Why marketing needs a decision infrastructure for AI | MarTech
Briefly

Why marketing needs a decision infrastructure for AI | MarTech
"Programming languages are structured systems. They have syntax, grammar, modularity, version control, testing protocols and shared conventions that engineers learn early and reinforce daily. Tasks can be decomposed, interfaces are defined and dependencies are explicit. When an AI model is trained on code, it operates within an environment that already has deeply standardized patterns and well-understood constraints."
"Marketing is different. It's often described as both art and science, but in practice it operates on partially documented logic, data and that leader with a strong opinion. Taste, timing, perception, risk tolerance and lived experience all influence decisions. The rationale for why a campaign pivoted midstream, why a claim was softened or why an audience was excluded often lies in five-minute Slack exchanges, verbal reviews or the instincts of experienced leaders."
"If AI can excel where structure already exists, the opportunity in marketing is to build the missing structure around decision-making. Not to remove creativity or judgment, but to make the logic behind those judgments captured and actionable."
AI excels in code generation because programming languages possess deeply standardized patterns, explicit dependencies, and well-understood constraints that create machine-readable infrastructure. Marketing operates differently, relying on partially documented logic, subjective taste, timing, and experienced leaders' instincts.
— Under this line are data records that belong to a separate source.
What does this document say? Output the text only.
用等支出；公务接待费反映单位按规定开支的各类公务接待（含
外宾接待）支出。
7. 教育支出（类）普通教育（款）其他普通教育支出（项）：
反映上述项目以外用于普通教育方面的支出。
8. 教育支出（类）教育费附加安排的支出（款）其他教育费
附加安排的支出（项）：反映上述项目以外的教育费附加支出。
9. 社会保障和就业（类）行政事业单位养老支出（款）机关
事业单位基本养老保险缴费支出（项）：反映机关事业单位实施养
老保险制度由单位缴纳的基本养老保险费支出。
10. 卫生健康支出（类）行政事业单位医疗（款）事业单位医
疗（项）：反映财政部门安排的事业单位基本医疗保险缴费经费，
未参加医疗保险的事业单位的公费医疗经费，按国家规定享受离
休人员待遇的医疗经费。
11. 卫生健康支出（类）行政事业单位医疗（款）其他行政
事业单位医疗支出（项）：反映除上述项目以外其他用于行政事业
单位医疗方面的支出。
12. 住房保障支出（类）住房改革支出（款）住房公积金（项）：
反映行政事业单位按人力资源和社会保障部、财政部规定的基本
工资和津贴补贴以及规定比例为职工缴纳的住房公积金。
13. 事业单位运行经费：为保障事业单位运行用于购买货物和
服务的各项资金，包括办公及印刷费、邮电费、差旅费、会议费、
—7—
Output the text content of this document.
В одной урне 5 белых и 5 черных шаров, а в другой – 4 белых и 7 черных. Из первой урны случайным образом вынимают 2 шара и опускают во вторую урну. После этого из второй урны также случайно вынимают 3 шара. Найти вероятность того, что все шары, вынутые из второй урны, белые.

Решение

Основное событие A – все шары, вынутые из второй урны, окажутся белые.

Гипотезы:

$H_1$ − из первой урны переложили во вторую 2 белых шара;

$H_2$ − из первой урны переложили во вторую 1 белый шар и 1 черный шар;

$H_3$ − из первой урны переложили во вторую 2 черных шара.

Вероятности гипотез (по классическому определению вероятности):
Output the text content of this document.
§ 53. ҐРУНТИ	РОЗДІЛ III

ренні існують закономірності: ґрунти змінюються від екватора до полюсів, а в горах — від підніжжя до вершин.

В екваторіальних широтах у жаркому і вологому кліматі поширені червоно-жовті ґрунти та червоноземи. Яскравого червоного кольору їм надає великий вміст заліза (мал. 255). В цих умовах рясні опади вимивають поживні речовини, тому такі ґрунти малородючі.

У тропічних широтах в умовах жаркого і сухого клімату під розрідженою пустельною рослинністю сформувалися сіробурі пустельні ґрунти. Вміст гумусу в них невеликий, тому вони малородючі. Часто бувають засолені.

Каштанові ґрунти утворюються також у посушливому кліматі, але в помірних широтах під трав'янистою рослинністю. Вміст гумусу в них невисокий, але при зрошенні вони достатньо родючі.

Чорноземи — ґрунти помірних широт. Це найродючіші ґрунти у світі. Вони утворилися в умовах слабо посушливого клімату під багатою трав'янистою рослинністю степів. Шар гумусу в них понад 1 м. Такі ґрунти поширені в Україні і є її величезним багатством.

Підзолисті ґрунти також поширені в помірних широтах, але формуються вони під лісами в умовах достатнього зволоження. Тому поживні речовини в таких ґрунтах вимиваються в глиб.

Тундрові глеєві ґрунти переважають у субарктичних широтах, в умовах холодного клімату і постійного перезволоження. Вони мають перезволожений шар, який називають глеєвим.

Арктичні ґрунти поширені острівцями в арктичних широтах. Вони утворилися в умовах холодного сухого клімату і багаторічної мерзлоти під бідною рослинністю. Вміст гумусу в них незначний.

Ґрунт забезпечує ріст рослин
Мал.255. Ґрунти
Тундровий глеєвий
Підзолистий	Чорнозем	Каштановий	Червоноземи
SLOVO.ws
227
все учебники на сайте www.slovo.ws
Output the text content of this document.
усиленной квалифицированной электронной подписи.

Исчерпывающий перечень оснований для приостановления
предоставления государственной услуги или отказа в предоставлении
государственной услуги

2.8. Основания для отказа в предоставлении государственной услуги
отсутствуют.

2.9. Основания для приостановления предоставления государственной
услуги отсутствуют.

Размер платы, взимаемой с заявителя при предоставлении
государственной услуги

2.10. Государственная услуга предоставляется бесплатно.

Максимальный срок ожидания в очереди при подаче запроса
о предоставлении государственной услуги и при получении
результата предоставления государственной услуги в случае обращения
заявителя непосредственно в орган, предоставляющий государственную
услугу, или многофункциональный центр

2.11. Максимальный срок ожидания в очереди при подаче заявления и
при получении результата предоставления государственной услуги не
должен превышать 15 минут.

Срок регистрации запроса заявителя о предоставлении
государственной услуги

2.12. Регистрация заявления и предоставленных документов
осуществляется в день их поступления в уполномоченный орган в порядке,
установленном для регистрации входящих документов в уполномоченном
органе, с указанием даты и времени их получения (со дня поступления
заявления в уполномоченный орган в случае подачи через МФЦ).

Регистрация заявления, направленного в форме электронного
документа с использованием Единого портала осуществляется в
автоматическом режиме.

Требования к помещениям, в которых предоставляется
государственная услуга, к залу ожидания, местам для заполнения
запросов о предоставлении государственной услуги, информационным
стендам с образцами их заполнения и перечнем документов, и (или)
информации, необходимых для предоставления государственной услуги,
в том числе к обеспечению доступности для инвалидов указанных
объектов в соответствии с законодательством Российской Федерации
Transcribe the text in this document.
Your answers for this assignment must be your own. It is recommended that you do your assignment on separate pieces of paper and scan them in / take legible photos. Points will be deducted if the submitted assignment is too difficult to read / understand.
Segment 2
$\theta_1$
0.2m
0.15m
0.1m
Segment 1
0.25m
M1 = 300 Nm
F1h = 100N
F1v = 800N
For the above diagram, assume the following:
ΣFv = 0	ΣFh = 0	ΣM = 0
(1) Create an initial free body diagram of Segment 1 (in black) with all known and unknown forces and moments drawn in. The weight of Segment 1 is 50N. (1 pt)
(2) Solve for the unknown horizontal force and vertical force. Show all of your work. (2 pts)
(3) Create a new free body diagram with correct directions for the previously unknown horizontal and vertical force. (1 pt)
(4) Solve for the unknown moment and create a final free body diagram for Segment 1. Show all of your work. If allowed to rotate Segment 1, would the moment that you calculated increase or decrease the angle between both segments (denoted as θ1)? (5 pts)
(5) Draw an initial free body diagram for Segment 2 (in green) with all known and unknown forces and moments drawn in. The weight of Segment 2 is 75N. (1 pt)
Marketing decisions often emerge from informal communications and nuanced judgment rather than formal structures. Unlike engineering teams with shared, modular decision languages, marketing organizations lack consistent terminology and formalized processes. The opportunity lies in building structured decision infrastructure for marketing through context graphs, which would capture the logic behind creative and strategic judgments without eliminating human creativity or expertise.